鋭く睨む目の先には、幾何学的な模様の上で燃え盛る炎があった。
それも普通の炎じゃあない。
どう見ても灰色という、奇妙な色味だった。
「なんて魔力……こいつはとんでもないバケモノよ。戦わずに、一度撤退した方がいいわ」
レイラが自分の肩を抱きながら、呟くように言った。
足も震えていて、立っているのがやっとという有り様だ。
「レイラよ、恐ろしいのは妾も同じじゃ。それでも討たねばならぬ。こやつを野放しにする訳にはいかぬのじゃ!」
「クソが。やるしかねぇってのか」
「タクミさん、このまま一戦を交えるので?」
「少し牽制をしてから、様子を見るぞ。

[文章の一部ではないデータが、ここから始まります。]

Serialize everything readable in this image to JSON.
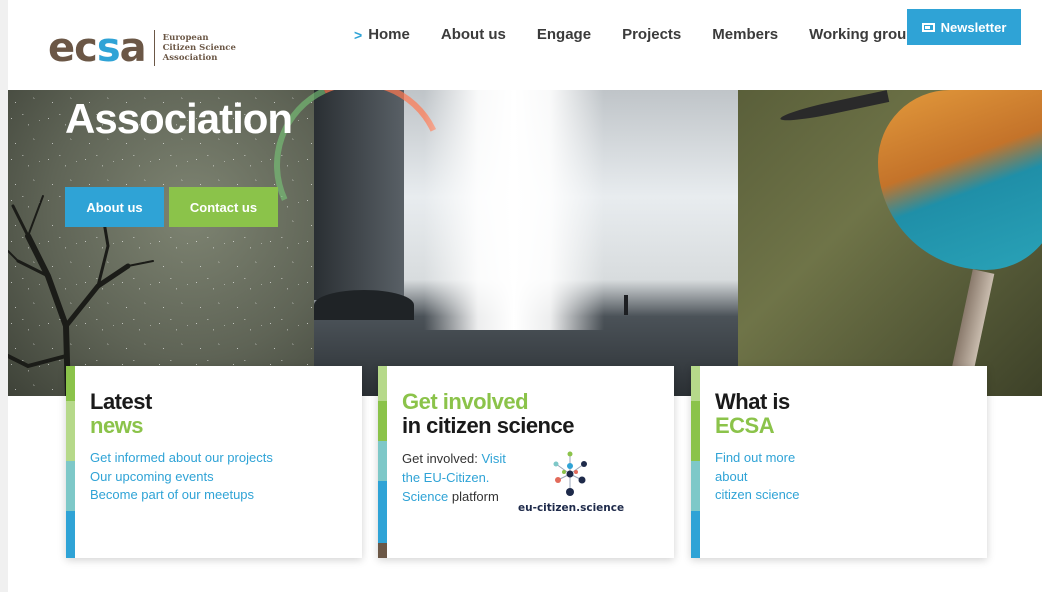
{
  "header": {
    "logo": {
      "word_part1": "ec",
      "word_part2": "s",
      "word_part3": "a",
      "sub_line1": "European",
      "sub_line2": "Citizen Science",
      "sub_line3": "Association"
    },
    "nav": [
      {
        "label": "Home",
        "active": true,
        "icon": "chevron-right-icon"
      },
      {
        "label": "About us"
      },
      {
        "label": "Engage"
      },
      {
        "label": "Projects"
      },
      {
        "label": "Members"
      },
      {
        "label": "Working groups"
      }
    ],
    "newsletter": {
      "label": "Newsletter",
      "icon": "newsletter-icon"
    }
  },
  "hero": {
    "title": "Association",
    "buttons": {
      "about": "About us",
      "contact": "Contact us"
    }
  },
  "cards": {
    "news": {
      "title_dark": "Latest",
      "title_green": "news",
      "links": [
        "Get informed about our projects",
        "Our upcoming events",
        "Become part of our meetups"
      ]
    },
    "involved": {
      "title_green": "Get involved",
      "title_dark": "in citizen science",
      "text_prefix": "Get involved: ",
      "link_text": "Visit the EU-Citizen. Science",
      "text_suffix": " platform",
      "logo_label": "eu-citizen.science"
    },
    "ecsa": {
      "title_dark": "What is",
      "title_green": "ECSA",
      "links": [
        "Find out more",
        "about",
        "citizen science"
      ]
    }
  },
  "colors": {
    "brand_blue": "#2fa3d6",
    "brand_green": "#8bc34a",
    "brand_brown": "#6b5746",
    "accent_teal": "#7ec8c8"
  }
}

敵わなきゃ逃げるしかねぇ」
目の前の炎は大きくなることはなく、むしろ萎んでいった。
それでも漂う禍々しさは変わらない。
どうやら周囲の魔力を吸い込むようにして集め、エネルギーが凝縮されていってるようだ。
「……止まった?」
揺らめく炎が動きを止めた。
辺りには静寂が訪れたが、それも束の間。
高さ1メートル程の炎が輝きながら、形を変えていく。